Configuring PAMAuthenticator executor

Is it possible to configure what executor the PAMAuthenticator uses? I’ve tried the obvious adding c.PAMAuthenticator.executor=ThreadPoolExecutor(10) to my jupyterhub_config.py with no luck.

Context:
I’ve been debugging an issue we’ve been running into with our JupyterHub install (~100 active users at any time) where if too many users (>5, so not that many) attempt to login at the same time authentication hangs forever (or at least 5 min, I tend to get bored waiting for it after that long) the only resolution we’ve found thus far is restarting the hub.

From my testing, I’ve discovered that the PAMAuthenticator essentially processes authentication requests sequentially, with no parallelism, due to the executor being set to only use 1 thread here jupyterhub/jupyterhub/auth.py at f4fa229645e007f3c3ea9d2ed440855f7b19595f · jupyterhub/jupyterhub · GitHub

Our pam authentication flow uses radius, and can take 30+ seconds per user, so my best guess for whats happening is these long requests are stacking up, causing a timeout somewhere to be hit, breaking authentication on our hub.

So it seems there is a bug in the code somewhere, that causes this infinite hang to never resolve, but being able to configure some level of parallelism will likely solve our problem, or at least mean I’ll have to stop restarting the hub so often.

I’d have expected c.PAMAuthenticator.executor=ThreadPoolExecutor(10) to do what you want. Can you run JupyterHub with debug logging, and show us the logs when multiple people attempt to login?
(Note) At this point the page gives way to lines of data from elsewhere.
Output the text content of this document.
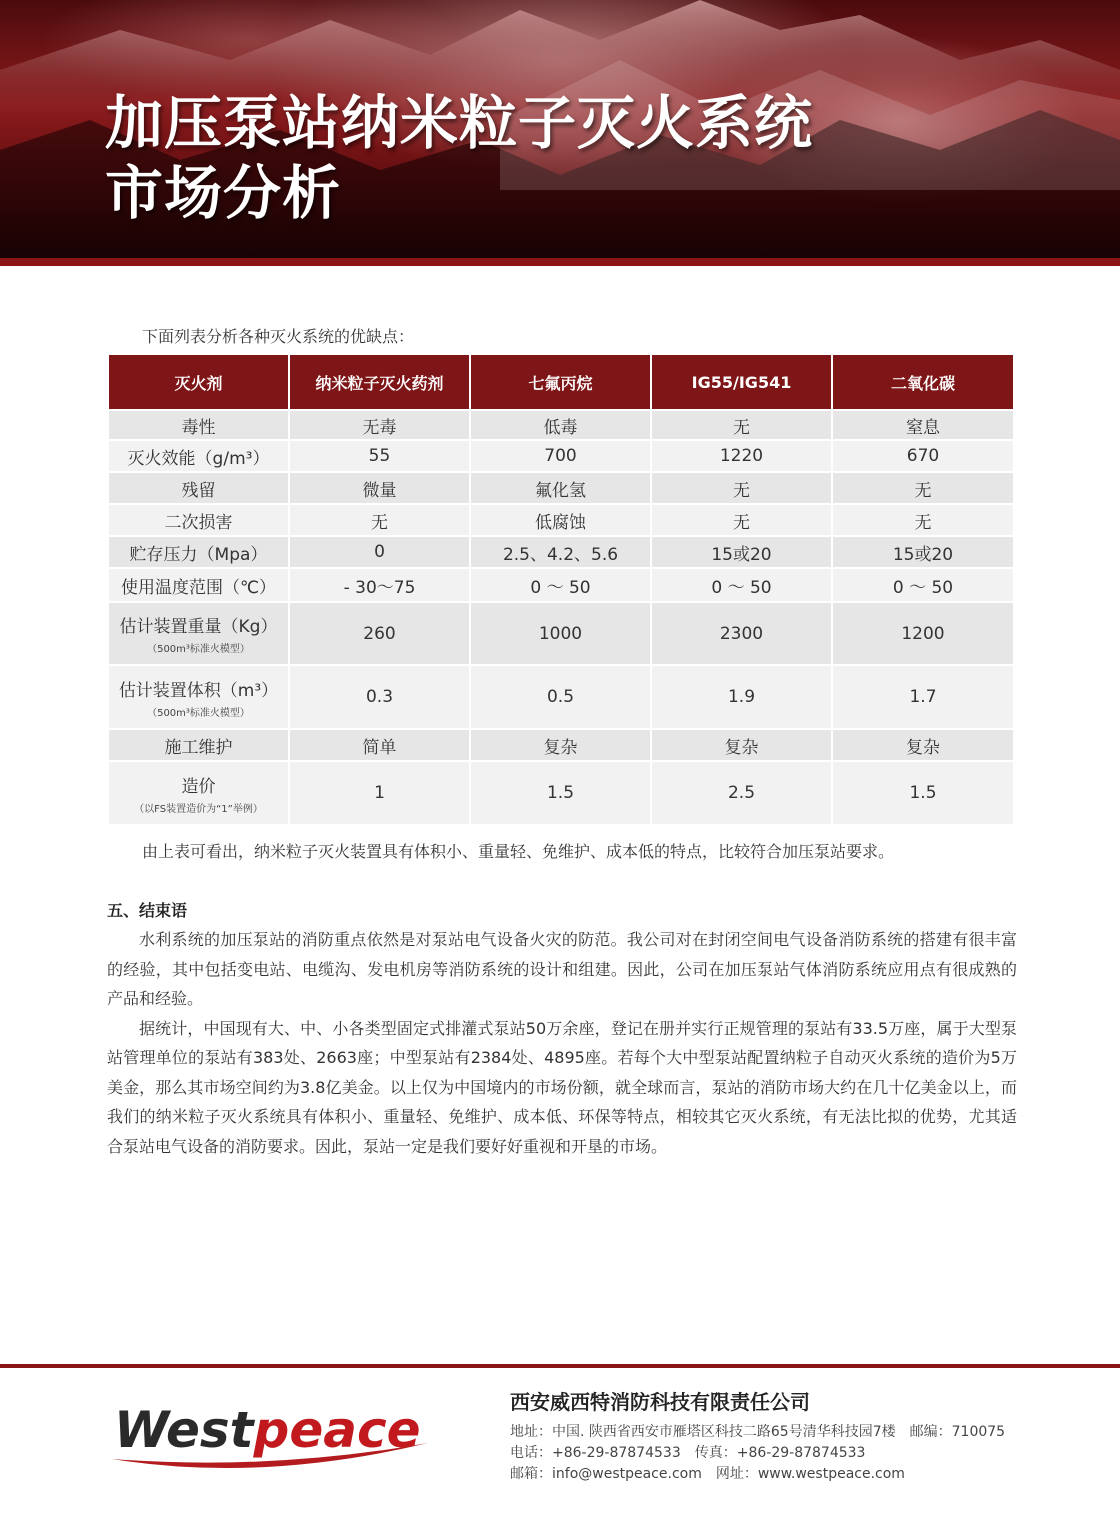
加压泵站纳米粒子灭火系统
市场分析
下面列表分析各种灭火系统的优缺点：
灭火剂	纳米粒子灭火药剂	七氟丙烷	IG55/IG541	二氧化碳
毒性	无毒	低毒	无	窒息
灭火效能（g/m³）	55	700	1220	670
残留	微量	氟化氢	无	无
二次损害	无	低腐蚀	无	无
贮存压力（Mpa）	0	2.5、4.2、5.6	15或20	15或20
使用温度范围（℃）	- 30～75	0 ～ 50	0 ～ 50	0 ～ 50
估计装置重量（Kg）
（500m³标准火模型）	260	1000	2300	1200
估计装置体积（m³）
（500m³标准火模型）	0.3	0.5	1.9	1.7
施工维护	简单	复杂	复杂	复杂
造价
（以FS装置造价为“1”举例）	1	1.5	2.5	1.5
由上表可看出，纳米粒子灭火装置具有体积小、重量轻、免维护、成本低的特点，比较符合加压泵站要求。
五、结束语

水利系统的加压泵站的消防重点依然是对泵站电气设备火灾的防范。我公司对在封闭空间电气设备消防系统的搭建有很丰富的经验，其中包括变电站、电缆沟、发电机房等消防系统的设计和组建。因此，公司在加压泵站气体消防系统应用点有很成熟的产品和经验。

据统计，中国现有大、中、小各类型固定式排灌式泵站50万余座，登记在册并实行正规管理的泵站有33.5万座，属于大型泵站管理单位的泵站有383处、2663座；中型泵站有2384处、4895座。若每个大中型泵站配置纳粒子自动灭火系统的造价为5万美金，那么其市场空间约为3.8亿美金。以上仅为中国境内的市场份额，就全球而言，泵站的消防市场大约在几十亿美金以上，而我们的纳米粒子灭火系统具有体积小、重量轻、免维护、成本低、环保等特点，相较其它灭火系统，有无法比拟的优势，尤其适合泵站电气设备的消防要求。因此，泵站一定是我们要好好重视和开垦的市场。

Westpeace	西安威西特消防科技有限责任公司
地址：中国. 陕西省西安市雁塔区科技二路65号清华科技园7楼 邮编：710075
电话：+86-29-87874533 传真：+86-29-87874533
邮箱：info@westpeace.com 网址：www.westpeace.com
Seems like PAMAuthenticator.executor is not a configurable traitlet.

Looking through my logs from when I tried setting the executor I found this line

[W 2024-08-06 16:34:15.607 JupyterHub configurable:214] Config option `executor` not recognized by `PAMAuthenticator`.

So I guess that answers the question of if the executor is configurable or not.

I’d prefer not to muck about with our production environment if I can help it, but I do have an easy repro case here: GitHub - Will-Shanks/jupyterhub_auth_repro: repro PAMAuthenticator auth issue

I can generate logs from this setup if you like, or if you really need it I can have a go collecting some from our production environment.

Good point! I can’t think why it couldn’t be made configurable, or at least the number of threads could be configurable.

In the meantime you could try creating an in-line subclass in your jupyterhub_config.py file, something like:

from jupyterhub.auth import PAMAuthenticator
class CustomPAMAuthenticator(PAMAuthenticator):
    executor = Any()  # I'm not sure if this is necessary, of if overriding `_default_executor` is enough without defining `executor` again

    @default('executor')
    def _default_executor(self):
        return ThreadPoolExecutor(10)

c.JupyterHub.authenticator_class = CustomPAMAuthenticator
1 Like

Thanks! With a little tweak that does the job!

from concurrent.futures import ThreadPoolExecutor
from jupyterhub.auth import PAMAuthenticator
from traitlets import default

class CustomPAMAuthenticator(PAMAuthenticator):
    @default('executor')
    def _default_executor(self):
        return ThreadPoolExecutor(10)

c.JupyterHub.authenticator_class = CustomPAMAuthenticator

It might just be my lack of understanding how the configuration magic works, but it looks like making executor a config option might be tricky, but adding a new executor_thread_pool_size config option to initialize it with should be trivial. Is that something that would be accepted as a PR? I’d be happy to submit it if so. I have to imagine this would be useful to more than just our site, and would have been a very helpful clue for our debugging if it had existed already.

2 Likes

A PR to make the pool size configurable seems reasonable to me. I’ve found one example in OAuthenticator:

2 Likes

Thank you for all the help! We’ve been working on this for a while so its frustrating to see how simple the fix was, but great to have finally found it.

Just opened a PR: PAMAuthenticator: make executor threads configurable by Will-Shanks · Pull Request #4863 · jupyterhub/jupyterhub · GitHub

1 Like